Authors: Georgia Patey, Future Science Group
Prostate cancer is the second most common cancer in men in the USA, according to the CDC, and is one of the leading causes of cancer death among men of all races. Treatment following recurrence is variable, but early detection of recurrence is key for both treatment and survival prospects.
A recent study published in The Journal of Nuclear Medicine reported that the novel Ga-68-prostate-specific membrane antigen (PSMA)-ligand PET/CT imaging method has substantially higher detection rates of PSMA in individuals with biochemical recurrence following radical prostatectomy compared with other imaging methods. Of particular note, the hybrid PSMA-ligand identified a large number of positive findings in the clinically important range of low prostate-specific antigen (PSA) values (<0.5 ng/ml).
The study evaluated 248 individuals with biochemical recurrence following radical prostatectomy. All patients were given contrast-enhanced PET/CT following injection of Ga-68-PSMA ligand, and the detection rates were correlated with PSA level and PSA kinetics. Influencing factors assessed included primary Gleason score and antihormonal treatment, as well as contribution of PET and morphological findings to the final diagnosis.

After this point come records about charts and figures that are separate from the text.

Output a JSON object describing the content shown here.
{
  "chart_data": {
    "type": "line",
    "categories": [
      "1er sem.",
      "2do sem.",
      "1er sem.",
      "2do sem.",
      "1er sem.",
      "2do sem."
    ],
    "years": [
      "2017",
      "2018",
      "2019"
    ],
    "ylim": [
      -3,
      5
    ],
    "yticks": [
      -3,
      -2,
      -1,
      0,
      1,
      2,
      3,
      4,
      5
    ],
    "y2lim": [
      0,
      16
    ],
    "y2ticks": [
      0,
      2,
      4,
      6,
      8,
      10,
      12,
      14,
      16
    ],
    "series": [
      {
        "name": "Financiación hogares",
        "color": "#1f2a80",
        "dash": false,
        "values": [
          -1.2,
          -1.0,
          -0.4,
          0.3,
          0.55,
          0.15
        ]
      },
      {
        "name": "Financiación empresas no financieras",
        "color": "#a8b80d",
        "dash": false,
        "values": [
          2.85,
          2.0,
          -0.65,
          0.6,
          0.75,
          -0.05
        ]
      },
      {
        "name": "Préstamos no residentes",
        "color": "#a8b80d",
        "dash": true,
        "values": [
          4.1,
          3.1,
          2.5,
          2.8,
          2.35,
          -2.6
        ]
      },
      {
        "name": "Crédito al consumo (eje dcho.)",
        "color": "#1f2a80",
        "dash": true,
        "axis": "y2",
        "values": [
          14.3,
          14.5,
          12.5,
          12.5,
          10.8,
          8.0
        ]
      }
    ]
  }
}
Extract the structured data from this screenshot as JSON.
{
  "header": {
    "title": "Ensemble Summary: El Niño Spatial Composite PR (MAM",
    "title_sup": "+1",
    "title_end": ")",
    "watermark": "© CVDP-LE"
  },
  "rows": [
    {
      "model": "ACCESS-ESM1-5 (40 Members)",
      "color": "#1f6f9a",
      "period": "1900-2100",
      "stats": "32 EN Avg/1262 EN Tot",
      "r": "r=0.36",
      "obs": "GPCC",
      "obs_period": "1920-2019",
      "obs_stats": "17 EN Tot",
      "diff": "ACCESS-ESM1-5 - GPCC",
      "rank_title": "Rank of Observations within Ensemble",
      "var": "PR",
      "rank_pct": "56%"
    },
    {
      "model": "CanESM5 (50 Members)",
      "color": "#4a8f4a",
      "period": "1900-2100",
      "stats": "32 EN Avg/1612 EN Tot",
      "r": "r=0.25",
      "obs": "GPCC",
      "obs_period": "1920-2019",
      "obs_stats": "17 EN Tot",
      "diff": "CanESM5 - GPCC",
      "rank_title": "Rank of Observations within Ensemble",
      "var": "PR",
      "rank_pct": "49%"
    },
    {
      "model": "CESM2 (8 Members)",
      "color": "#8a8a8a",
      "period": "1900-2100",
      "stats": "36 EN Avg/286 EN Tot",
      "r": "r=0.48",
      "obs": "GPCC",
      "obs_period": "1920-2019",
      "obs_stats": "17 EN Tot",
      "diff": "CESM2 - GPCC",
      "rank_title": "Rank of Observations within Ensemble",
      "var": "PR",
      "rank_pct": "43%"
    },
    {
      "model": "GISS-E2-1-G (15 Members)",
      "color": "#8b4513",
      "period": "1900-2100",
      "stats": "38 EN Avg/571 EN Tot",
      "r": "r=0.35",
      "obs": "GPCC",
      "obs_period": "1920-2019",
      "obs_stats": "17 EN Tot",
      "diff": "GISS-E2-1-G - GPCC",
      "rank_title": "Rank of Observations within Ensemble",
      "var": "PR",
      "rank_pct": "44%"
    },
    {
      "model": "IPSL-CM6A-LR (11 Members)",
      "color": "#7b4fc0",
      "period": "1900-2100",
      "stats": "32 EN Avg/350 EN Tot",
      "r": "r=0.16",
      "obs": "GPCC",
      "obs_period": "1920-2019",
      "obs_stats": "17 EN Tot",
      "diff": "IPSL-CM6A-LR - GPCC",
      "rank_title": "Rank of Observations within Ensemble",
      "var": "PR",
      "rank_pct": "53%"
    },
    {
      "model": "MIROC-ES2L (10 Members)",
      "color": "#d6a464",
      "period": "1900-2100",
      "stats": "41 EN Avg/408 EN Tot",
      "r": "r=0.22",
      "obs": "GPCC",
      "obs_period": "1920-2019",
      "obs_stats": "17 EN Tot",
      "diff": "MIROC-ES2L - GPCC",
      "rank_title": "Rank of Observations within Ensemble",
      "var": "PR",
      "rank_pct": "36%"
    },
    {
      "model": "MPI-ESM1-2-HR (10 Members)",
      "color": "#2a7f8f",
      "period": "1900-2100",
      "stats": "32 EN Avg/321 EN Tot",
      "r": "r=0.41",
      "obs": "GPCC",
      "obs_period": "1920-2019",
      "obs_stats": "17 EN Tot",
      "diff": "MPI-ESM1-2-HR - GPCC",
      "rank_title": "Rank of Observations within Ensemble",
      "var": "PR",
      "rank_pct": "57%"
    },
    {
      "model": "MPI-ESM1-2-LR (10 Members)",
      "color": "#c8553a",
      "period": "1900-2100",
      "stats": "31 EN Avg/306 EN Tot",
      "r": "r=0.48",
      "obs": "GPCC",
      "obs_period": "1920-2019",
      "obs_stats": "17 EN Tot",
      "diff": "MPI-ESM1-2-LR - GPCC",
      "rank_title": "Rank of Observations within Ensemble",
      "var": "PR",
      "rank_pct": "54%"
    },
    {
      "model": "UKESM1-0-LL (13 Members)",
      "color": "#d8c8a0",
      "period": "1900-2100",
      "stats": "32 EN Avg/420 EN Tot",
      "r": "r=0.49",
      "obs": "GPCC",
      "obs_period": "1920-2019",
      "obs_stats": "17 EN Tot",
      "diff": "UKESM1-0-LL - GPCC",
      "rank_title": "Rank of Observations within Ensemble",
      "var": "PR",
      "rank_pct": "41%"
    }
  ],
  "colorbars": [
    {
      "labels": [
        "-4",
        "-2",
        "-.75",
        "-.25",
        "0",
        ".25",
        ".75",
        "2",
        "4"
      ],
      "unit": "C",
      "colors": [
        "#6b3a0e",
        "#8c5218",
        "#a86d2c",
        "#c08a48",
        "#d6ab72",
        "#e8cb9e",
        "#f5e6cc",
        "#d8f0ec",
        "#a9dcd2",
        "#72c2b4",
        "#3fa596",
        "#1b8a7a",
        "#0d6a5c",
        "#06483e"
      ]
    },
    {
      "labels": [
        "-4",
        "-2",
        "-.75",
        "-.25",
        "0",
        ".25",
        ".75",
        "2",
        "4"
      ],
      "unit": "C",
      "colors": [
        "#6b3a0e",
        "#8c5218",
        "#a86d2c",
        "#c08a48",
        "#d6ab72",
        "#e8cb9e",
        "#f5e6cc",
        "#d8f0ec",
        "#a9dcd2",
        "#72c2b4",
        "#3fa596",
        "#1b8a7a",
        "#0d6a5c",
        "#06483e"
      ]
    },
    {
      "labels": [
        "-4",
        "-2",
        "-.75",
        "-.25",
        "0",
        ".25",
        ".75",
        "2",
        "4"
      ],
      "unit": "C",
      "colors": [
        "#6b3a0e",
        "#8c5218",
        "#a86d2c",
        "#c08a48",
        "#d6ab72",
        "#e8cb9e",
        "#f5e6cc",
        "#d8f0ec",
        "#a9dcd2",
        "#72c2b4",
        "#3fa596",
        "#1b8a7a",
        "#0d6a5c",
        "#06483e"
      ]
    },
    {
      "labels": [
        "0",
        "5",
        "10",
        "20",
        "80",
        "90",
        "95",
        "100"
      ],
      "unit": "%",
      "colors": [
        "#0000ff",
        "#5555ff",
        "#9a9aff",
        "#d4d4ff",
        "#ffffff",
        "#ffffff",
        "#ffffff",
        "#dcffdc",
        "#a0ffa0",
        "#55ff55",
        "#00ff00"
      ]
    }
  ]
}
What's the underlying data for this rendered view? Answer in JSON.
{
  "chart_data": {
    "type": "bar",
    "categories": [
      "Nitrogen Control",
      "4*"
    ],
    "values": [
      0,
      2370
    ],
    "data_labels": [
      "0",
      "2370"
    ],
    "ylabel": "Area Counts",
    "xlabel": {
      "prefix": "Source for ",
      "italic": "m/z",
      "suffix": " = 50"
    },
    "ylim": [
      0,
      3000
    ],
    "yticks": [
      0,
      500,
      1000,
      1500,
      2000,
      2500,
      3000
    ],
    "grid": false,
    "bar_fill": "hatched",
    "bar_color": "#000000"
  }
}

In 89.5% of patients, the test detected above-average levels of PSMA. Matthias Eiber, corresponding author of the study, noted, “The study is the first to examine this highly promising PET tracer in the use of a homogeneous patient collective consisting of only those with biochemical recurrence after radical prostatectomy. It found superb detection rates compared to other tracers, like choline, or imaging modalities, like MRI. For patients, this means that the referring urologist can receive earlier and more precise information about the site and extent of metastatic disease. Physicians will also be better able to estimate whether a PSMA-PET scan might be useful in a specific setting.”
Of note, compared with CT, Ga-68-PSMA-ligand PET/CT imaging exclusively provided pathological findings in 32.7% of patients; in 24.6% of patients it exclusively identified involved regions; and for those with a higher Gleason score detection, efficacy was significantly increased.
Eiber commented, “These findings will certainly enhance the use of PET in the diagnostic workup of patients with recurrent prostate cancer. When regulatory hurdles and reimbursement issues are overcome, this tracer might gain significant acceptance beyond Europe.”